Often, a sign of a confident team is the hunger, energy, and aggression they show in possession. Above, goalscorer Garrick is facing inwards after cutting inside, giving himself some nice room to work with.
One option that, had Garrick spotted the run, could have been dangerous was the run of right midfielder Kyle McAllister, who looked to get beyond the blue and white shirt. Garrick didn’t seem to spot the run but was able to pick out a pass that allowed his side to build possession nicely. His pass went inside to his midfield teammate, who in turn shifted the ball onto the run of right-back Dom Bernard. This passage showed brains and confidence, and it was moments like this when you would’ve been forgiven for assuming Forest Green weren’t bottom of the league.
They showed a similar combination of confidence and quality to find the only goal of the game. After working the ball into the final third from a throw-in, the ball found itself at the feet of Savage, who carved out a clever pass into the path of the oncoming Bernard. The full-back showed great poise to ping a well-executed cross into the path of Garrick, who was able to beat his marker to the ball, putting his side 1-0 up. Clever play from all three mentioned there – Savage’s awareness and reactions to get into position initially before timing his pass well; the attacking awareness and desire from Bernard to get involved in a key moment; and the pace and off-the-ball movement from Garrick to get into the right area in the box.
While Forest Green did offer some attacking action after their goal, their defensive focus increased, particularly in the second half, with Sheffield Wednesday piling on the pressure as they searched for an equaliser.
Forest Green’s defensive resolve
A number of factors played into Forest Green claiming a clean sheet against a title contender.
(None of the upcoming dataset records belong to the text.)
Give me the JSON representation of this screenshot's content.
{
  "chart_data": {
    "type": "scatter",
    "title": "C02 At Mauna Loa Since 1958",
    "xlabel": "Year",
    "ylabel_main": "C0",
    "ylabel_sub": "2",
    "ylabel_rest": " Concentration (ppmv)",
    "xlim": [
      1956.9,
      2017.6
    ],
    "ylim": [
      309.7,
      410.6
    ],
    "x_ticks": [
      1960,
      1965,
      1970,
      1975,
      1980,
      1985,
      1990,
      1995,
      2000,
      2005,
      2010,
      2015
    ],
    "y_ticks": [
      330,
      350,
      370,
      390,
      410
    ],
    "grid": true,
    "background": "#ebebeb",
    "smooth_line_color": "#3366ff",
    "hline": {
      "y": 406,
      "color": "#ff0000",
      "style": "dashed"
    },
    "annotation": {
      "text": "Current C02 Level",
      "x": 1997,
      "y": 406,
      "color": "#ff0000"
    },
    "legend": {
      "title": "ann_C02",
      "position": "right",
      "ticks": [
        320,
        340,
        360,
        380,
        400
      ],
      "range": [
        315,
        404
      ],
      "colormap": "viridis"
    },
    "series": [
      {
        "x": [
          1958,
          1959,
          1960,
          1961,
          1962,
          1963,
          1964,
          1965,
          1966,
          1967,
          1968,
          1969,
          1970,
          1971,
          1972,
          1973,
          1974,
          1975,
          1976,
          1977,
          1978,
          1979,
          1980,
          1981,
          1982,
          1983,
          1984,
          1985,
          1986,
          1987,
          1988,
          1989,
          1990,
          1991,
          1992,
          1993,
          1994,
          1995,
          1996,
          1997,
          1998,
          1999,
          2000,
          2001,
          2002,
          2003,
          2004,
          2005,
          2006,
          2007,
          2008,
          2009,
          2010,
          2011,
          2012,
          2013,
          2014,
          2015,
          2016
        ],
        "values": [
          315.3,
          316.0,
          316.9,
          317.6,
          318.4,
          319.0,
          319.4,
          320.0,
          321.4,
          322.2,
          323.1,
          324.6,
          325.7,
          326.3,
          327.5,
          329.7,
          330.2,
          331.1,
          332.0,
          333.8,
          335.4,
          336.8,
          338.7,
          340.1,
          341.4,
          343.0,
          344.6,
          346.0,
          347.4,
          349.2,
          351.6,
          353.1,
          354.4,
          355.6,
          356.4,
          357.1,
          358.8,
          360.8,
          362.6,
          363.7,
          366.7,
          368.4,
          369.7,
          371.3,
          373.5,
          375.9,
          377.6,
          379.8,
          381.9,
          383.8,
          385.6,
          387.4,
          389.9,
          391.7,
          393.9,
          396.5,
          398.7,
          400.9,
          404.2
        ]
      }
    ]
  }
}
We’ve mentioned Sheffield Wednesday’s poor attacking display, but the energy and commitment demonstrated by Forest Green just made life very difficult for the Owls. Forest Green were forced to defend for a large part of the game, namely the second half, but Wednesday had very little joy in the final third – in this final analysis segment, we will look at Forest Green’s shape off the ball.
The map above shows us where Forest Green were positioned as a defensive unit, over the course of the match, based on their defensive actions. Unsurprisingly, they were very active in their own defensive third thanks to Sheffield Wednesday’s second-half onslaught, but they were also very busy in midfield areas. One piece of credit that Forest Green deserve is how they gave away just one foul in the final third – often when teams are defending with their backs to the wall against a possession-dominant side, they give away a high number of fouls. Rovers conceded just five in this tie.
And this would typically be the shape that we’d see from a defending Forest Green – just deeper and more compact as the game went on and as Wednesday’s attacks became more frequent and intense. The back four operated as you’d expect, and the midfield offered good defensive protection to their back line – the wide midfielder on the flank opposite to the possession would stay wide to mark the Owls wing-back on his side, rather than tucking inside. We would also often see the front two come back to offer their assistance in defence and were tasked with pressing the Wednesday defenders when they had comfortable possession.
This was a mixture of a courageous and fearless performance from Forest Green Rovers, who took their chance very well before proceeding to defend effectively, and a poor performance from a Sheffield Wednesday team that has been on fire with the goals this season.
Wednesday never really got settled in the game, and their play resembled that of a team chasing a goal in the last minute of the game, but for 90 minutes – desperate, with little structure to their play. They will need to dust themselves off before their next fixture against Cheltenham Town, as Ipswich are breathing right down their necks for a place in the automatic promotion spots.